The ‘European currencies’ did especially well versus the US dollar, including GBP/USD and USD/CHF as well as the ‘Skandies’ SEK/USD and NOK/USD.

If you rode the move, then job done. If you did ride the move up, you might have taken full profits already - or maybe you are leaving a little bit of the position open to ride any continuation of the move.

But, what to do if you missed it completely?

Explosive moves in the market usually mean traders who were on the ‘losing’ side step out for a while, having lost confidence in their view. For example if you were bearish and the market makes a significant move higher - you’re probably going to be a lot less confident in your bearish view - but perhaps also not ready to take an opposite bullish view. The loss of sellers in the market can see the up-move continue with minimal pullback.

This might suggest buying any small dips to ride the next leg higher, and emotionally it would offer some salvation to capture the second leg of the move even if you missed the first leg. However, what you are doing here is ‘chasing the market’.

One trouble is that after a big move in the market, there is no definitive place to put your stop loss, except at the beginning of the move - which is now far away. That's a bad risk: reward.

It is tempting to place a closer (more manageable) stop loss under lower timeframe levels of support - but then you find yourself trading an unknown strategy that requires different rules to follow because it is based on a lower timeframe.

And indeed, after a sharp move in the market - there is still a chance for a sharp pullback to match. Why? Because buyers quickly take profits on their unexpected quick gains, which will create selling pressure into minimal support - because the next support level is far away.

A sharp pullback would mean an opportunity to buy into the uptrend at a lower level, closer to the previous support. But then the flipside of the sharp pullback is that it raises questions over the sustainability of the initial move.

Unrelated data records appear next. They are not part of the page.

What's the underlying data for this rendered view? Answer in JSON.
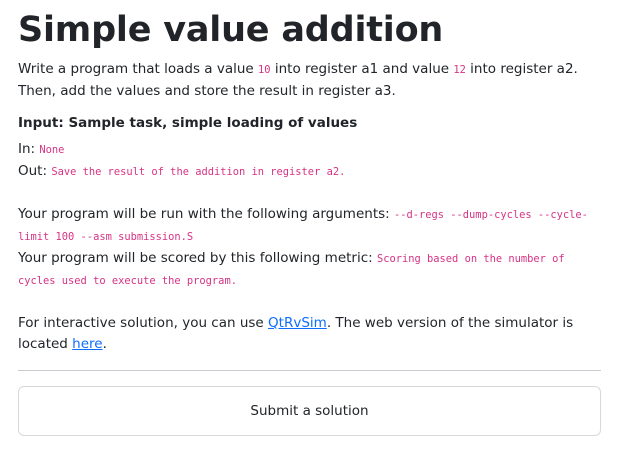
{
  "task": {
    "title": "Simple value addition",
    "description": {
      "part1": "Write a program that loads a value ",
      "value1": "10",
      "part2": " into register a1 and value ",
      "value2": "12",
      "part3": " into register a2. Then, add the values and store the result in register a3."
    },
    "input_heading": "Input: Sample task, simple loading of values",
    "in_label": "In: ",
    "in_value": "None",
    "out_label": "Out: ",
    "out_value": "Save the result of the addition in register a2.",
    "arguments_label": "Your program will be run with the following arguments: ",
    "arguments_value": "--d-regs --dump-cycles --cycle-limit 100 --asm submission.S",
    "metric_label": "Your program will be scored by this following metric: ",
    "metric_value": "Scoring based on the number of cycles used to execute the program.",
    "interactive": {
      "part1": "For interactive solution, you can use ",
      "link1": "QtRvSim",
      "part2": ". The web version of the simulator is located ",
      "link2": "here",
      "part3": "."
    }
  },
  "submit_button": {
    "label": "Submit a solution"
  },
  "colors": {
    "code": "#d63384",
    "link": "#0d6efd",
    "text": "#212529"
  }
}
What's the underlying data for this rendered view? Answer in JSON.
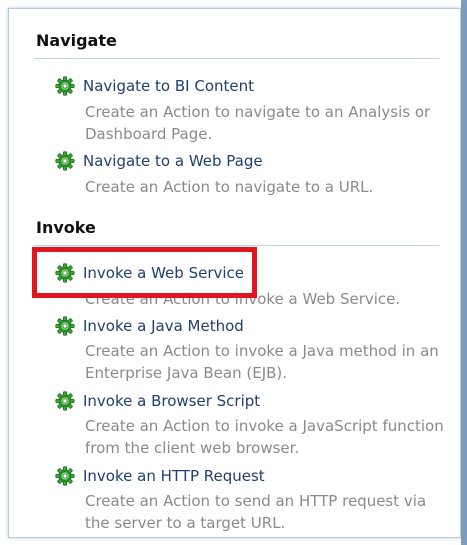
{
  "sections": [
    {
      "title": "Navigate",
      "items": [
        {
          "label": "Navigate to BI Content",
          "description": "Create an Action to navigate to an Analysis or Dashboard Page."
        },
        {
          "label": "Navigate to a Web Page",
          "description": "Create an Action to navigate to a URL."
        }
      ]
    },
    {
      "title": "Invoke",
      "items": [
        {
          "label": "Invoke a Web Service",
          "description": "Create an Action to invoke a Web Service."
        },
        {
          "label": "Invoke a Java Method",
          "description": "Create an Action to invoke a Java method in an Enterprise Java Bean (EJB)."
        },
        {
          "label": "Invoke a Browser Script",
          "description": "Create an Action to invoke a JavaScript function from the client web browser."
        },
        {
          "label": "Invoke an HTTP Request",
          "description": "Create an Action to send an HTTP request via the server to a target URL."
        }
      ]
    }
  ],
  "icon": "gear-icon",
  "colors": {
    "link": "#1f3f70",
    "description": "#8a8a8a",
    "icon": "#3aa83a",
    "highlight": "#e0151d"
  }
}
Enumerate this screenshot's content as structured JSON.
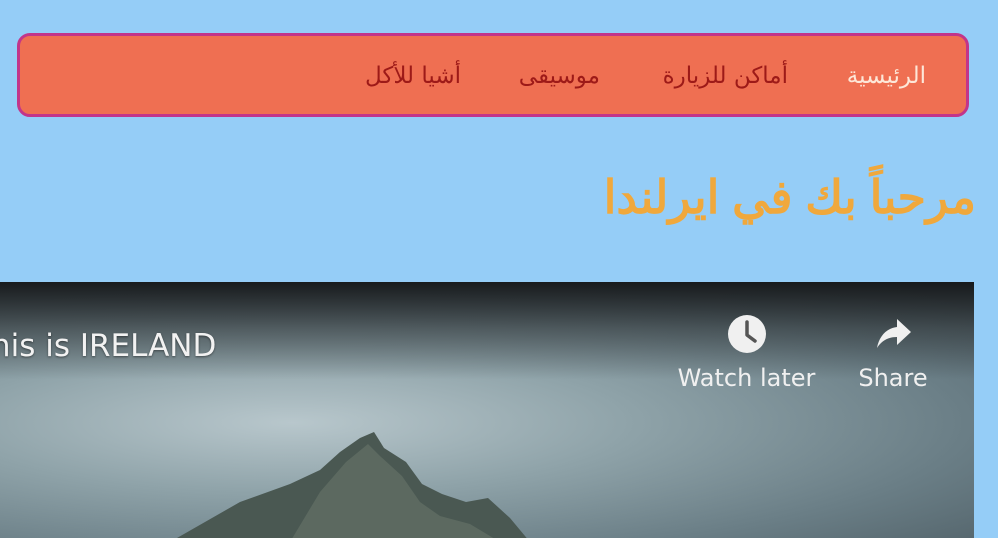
{
  "nav": {
    "items": [
      {
        "label": "الرئيسية",
        "active": true
      },
      {
        "label": "أماكن للزيارة",
        "active": false
      },
      {
        "label": "موسيقى",
        "active": false
      },
      {
        "label": "أشيا للأكل",
        "active": false
      }
    ]
  },
  "main": {
    "title": "مرحباً بك في ايرلندا"
  },
  "video": {
    "title": "This is IRELAND",
    "actions": {
      "watch_later": {
        "label": "Watch later",
        "icon": "clock-icon"
      },
      "share": {
        "label": "Share",
        "icon": "share-arrow-icon"
      }
    }
  },
  "colors": {
    "page_background": "#95cdf7",
    "nav_background": "#ef6f52",
    "nav_border": "#c2358a",
    "nav_text": "#9d1a18",
    "nav_active_text": "#fde7d8",
    "title_color": "#f0a83c"
  }
}
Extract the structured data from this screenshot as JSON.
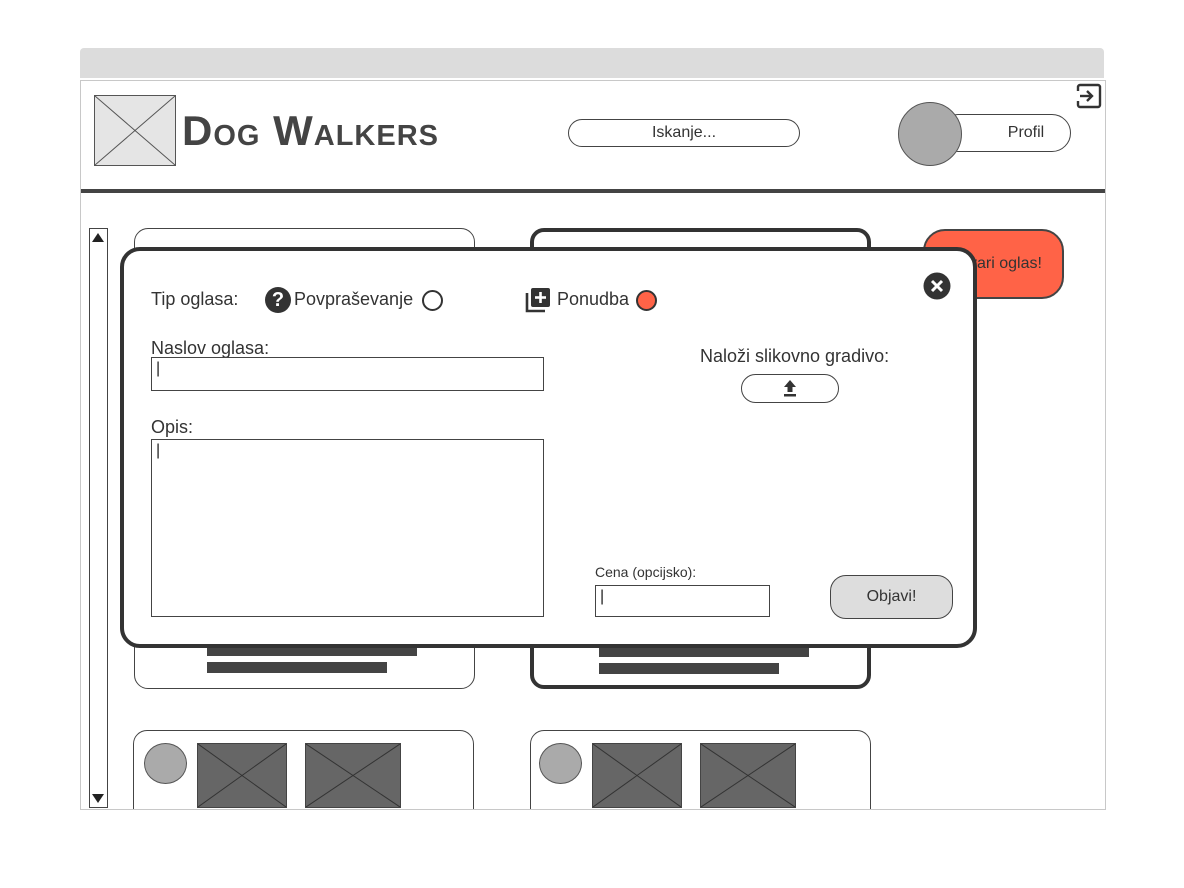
{
  "header": {
    "brand": "Dog Walkers",
    "search_placeholder": "Iskanje...",
    "profile_label": "Profil"
  },
  "create_button": {
    "label": "Ustvari oglas!"
  },
  "modal": {
    "type_label": "Tip oglasa:",
    "option_request": "Povpraševanje",
    "option_offer": "Ponudba",
    "selected_option": "Ponudba",
    "title_label": "Naslov oglasa:",
    "title_value": "|",
    "description_label": "Opis:",
    "description_value": "|",
    "upload_label": "Naloži slikovno gradivo:",
    "price_label": "Cena (opcijsko):",
    "price_value": "|",
    "publish_label": "Objavi!"
  },
  "colors": {
    "accent": "#ff6347",
    "dark": "#333333",
    "placeholder": "#666666"
  },
  "icons": {
    "logout": "logout-icon",
    "help": "question-icon",
    "offer": "library-add-icon",
    "close": "close-icon",
    "upload": "upload-icon"
  }
}
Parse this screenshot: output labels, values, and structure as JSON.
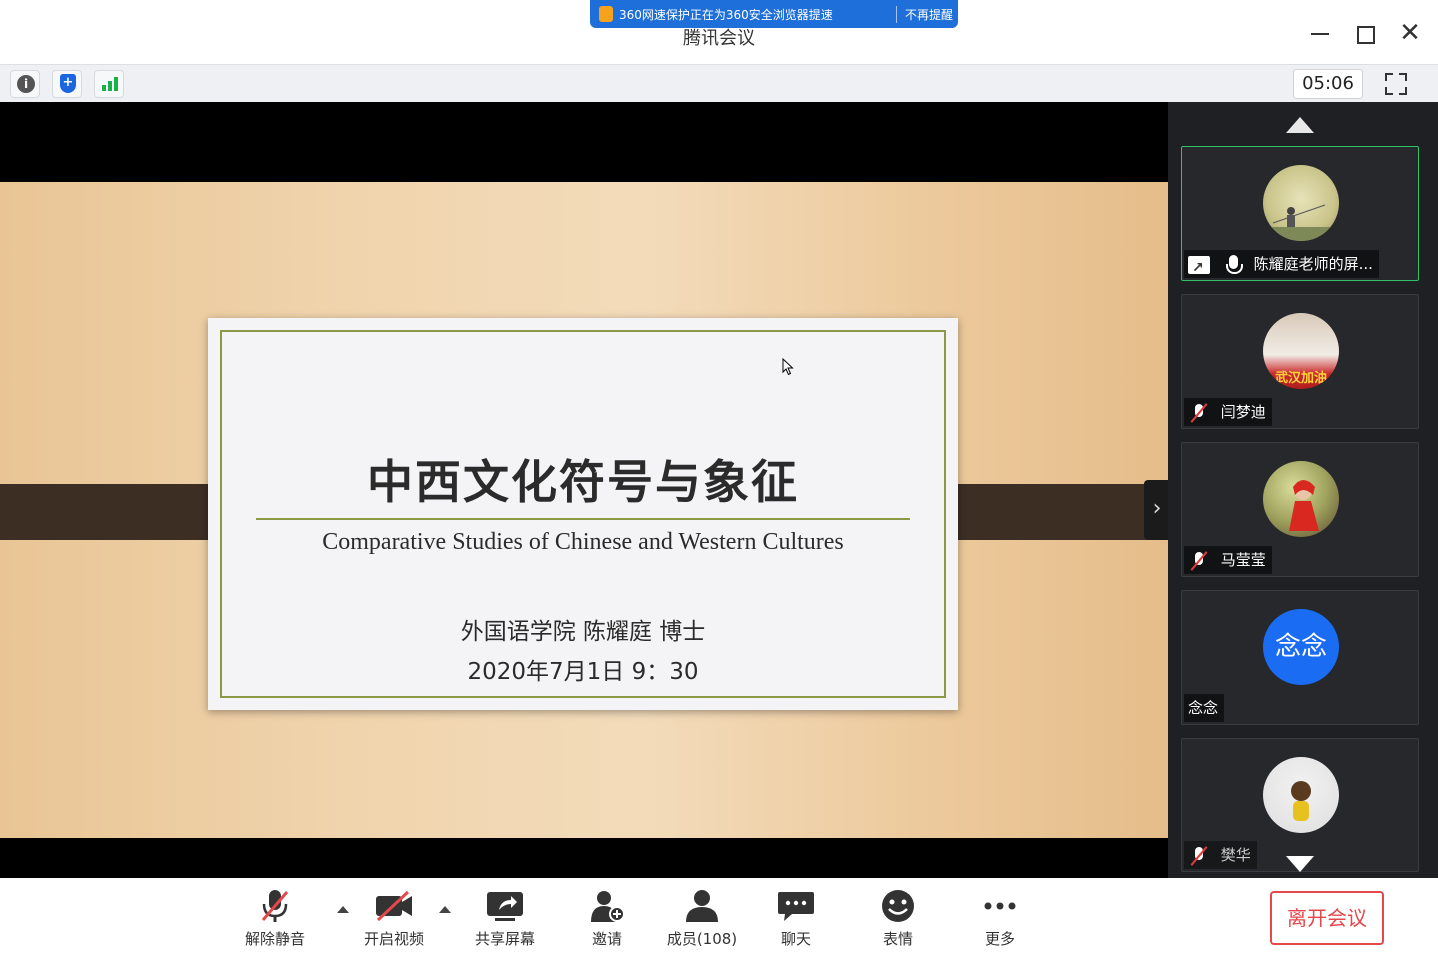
{
  "window": {
    "title": "腾讯会议",
    "close_glyph": "✕"
  },
  "banner": {
    "text": "360网速保护正在为360安全浏览器提速",
    "dismiss": "不再提醒"
  },
  "toolbar": {
    "info_glyph": "i",
    "shield_glyph": "+",
    "timer": "05:06"
  },
  "slide": {
    "title": "中西文化符号与象征",
    "subtitle": "Comparative Studies of Chinese and Western Cultures",
    "author": "外国语学院 陈耀庭 博士",
    "date": "2020年7月1日 9：30"
  },
  "panel": {
    "expand_glyph": "›",
    "participants": [
      {
        "name": "陈耀庭老师的屏...",
        "mic": "on",
        "sharing": true,
        "active": true
      },
      {
        "name": "闫梦迪",
        "mic": "muted",
        "avatar_text": "武汉加油"
      },
      {
        "name": "马莹莹",
        "mic": "muted"
      },
      {
        "name": "念念",
        "mic": "none",
        "avatar_text": "念念"
      },
      {
        "name": "樊华",
        "mic": "muted"
      }
    ]
  },
  "controls": {
    "unmute": "解除静音",
    "start_video": "开启视频",
    "share_screen": "共享屏幕",
    "invite": "邀请",
    "members": "成员(108)",
    "chat": "聊天",
    "reactions": "表情",
    "more": "更多",
    "leave": "离开会议"
  },
  "colors": {
    "accent_blue": "#1a6cf2",
    "leave_red": "#e4484b",
    "active_green": "#2fc16a"
  }
}
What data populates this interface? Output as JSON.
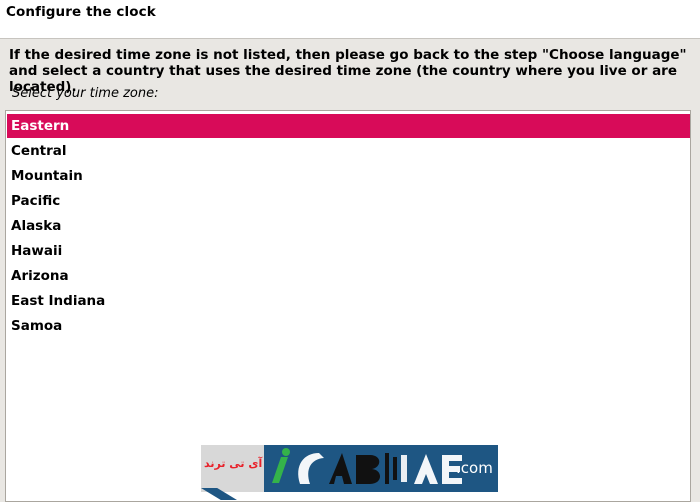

Probably the biggest takeaway here is not to think about this ‘explosive’ move in isolation.

Instead of forcing a trade, consider:

1. Waiting for the right setup in the same market. If your strategy is based on structured breakouts, wait for the next clean consolidation or pattern before re-engaging. A big move often leads to a new setup—but forcing a trade in the middle of a volatile move isn’t a strategy, it’s FOMO.
2. Looking at uncorrelated markets. Just because EUR/USD already made a big move doesn’t mean you have to trade it now. If you want to be in at the start of a move, shift focus to another market that hasn’t yet made its move.
3. Sticking to your edge. If your strategy works over hundreds of trades, don’t abandon it just because one market moved without you. The next opportunity will come—if not in this market, then in another.

Again, the best trades don’t come from reacting to what already happened, but from positioning for what’s about to happen. If you missed the move, accept it, reset, and wait for the next high-quality setup—whether in the same market or somewhere else.